Los jardines de Rusiñol son, ante todo, emblemas de la decandencia, de "la vejez de España", como escribía Eduardo Marquina. Los setos desdibujados, las estatuas mutiladas, las aguas detenidas, configuran un ámbito de belleza frágil y casi marchita, amenazada por el desierto que avanza. El propio Rusiñol explica que ha querido explorar los jardines "antes de que acaben de borrarse", por que "los versos escritos en el jardín se van llenando de hierba de prosa, en el áspero terruño de España". "Pero qué agonía más hermosa ¡Qué deshojamiento más espléndido y qué amplia majestad en la caída!" En esta belleza enfermiza, tocada por la muerte, brilla a veces la esperanza de una regeneración: hay entre ellos visiones de un convaleciente (como lo fue, tantas veces, el propio pintor) y, junto a los sauces y los cipreses, los almendros en flor nos sorprenden con una inmensa energía cromática y vital.
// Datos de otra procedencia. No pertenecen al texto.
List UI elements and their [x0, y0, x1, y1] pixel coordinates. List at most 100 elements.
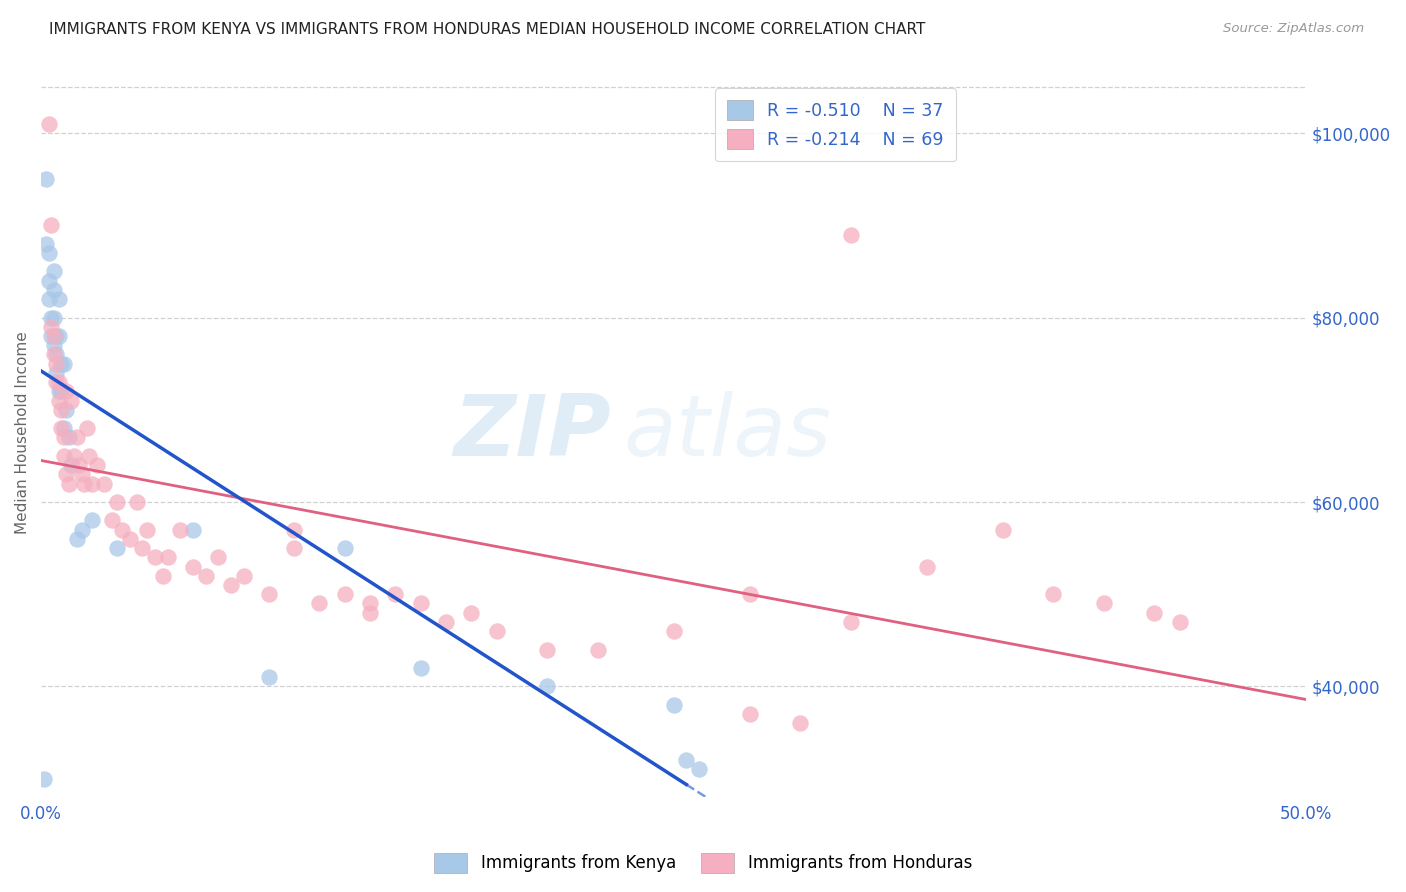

Los jardines de Rusiñol son espacios aislados, variaciones sobre el tema tradicional (muy apreciado por decadentes y simbolistas) del "hortus conclusus". Setos y árboles forman una muralla verde en torno, por la cual se filtra apenas la luz y se entreven pedazos de cielo. Para acentuar la sensación de internamiento, una avenida, en enfática perspectiva, nos invita a penetrar en el interior y nos conduce hasta una glorieta o una fuente, hasta un muro o una puerta sellada. En "El embarcadero" de los jardines de Aranjuez, la avenida queda interrumpida por las aguas del canal, pero continúa más allá, como indicando el contraste entre la limitación de nuestros pasos y el alcance de la mirada. Y no sólo nos hallamos confinados; estamos en el fondo del espacio y tenemos que levantar los ojos hacia un horizonte muy alto marcado por los árboles y las montañas. A menudo hay majestuosas escalinatas (como las del jardín de Raixa, donde se exhiben dos pavos reales), que sugieren una ascensión espiritual desde lo profundo.
A veces Rusiñol nos muestra al mismo tiempo la intimidad del jardín, húmeda y umbría, y su contrapunto, el mundo ancho y ajeno. Tras las tapias del maravilloso "Jardín de Can Falç" (1895-1900) con su fuente rizada de ondas y su templete de seto, se levantan las casas de la ciudad bajo un sol cegador. En "El Generalife" (1898), la mirada domina desde la altura a la vez el jardín-atalaya y la vista panorámica del valle. El "Jardín del Pirata" (1901-1902), de sauces espectrales, aparece cercado por un muro circular; pero, más allá de ese muro, en una esquina del cuadro, se divisan el mar, y los veleros en la lejanía, símbolos del viaje y la libertad, que el pintor contempla quizá sin envidia, acaso con cierta nostalgia.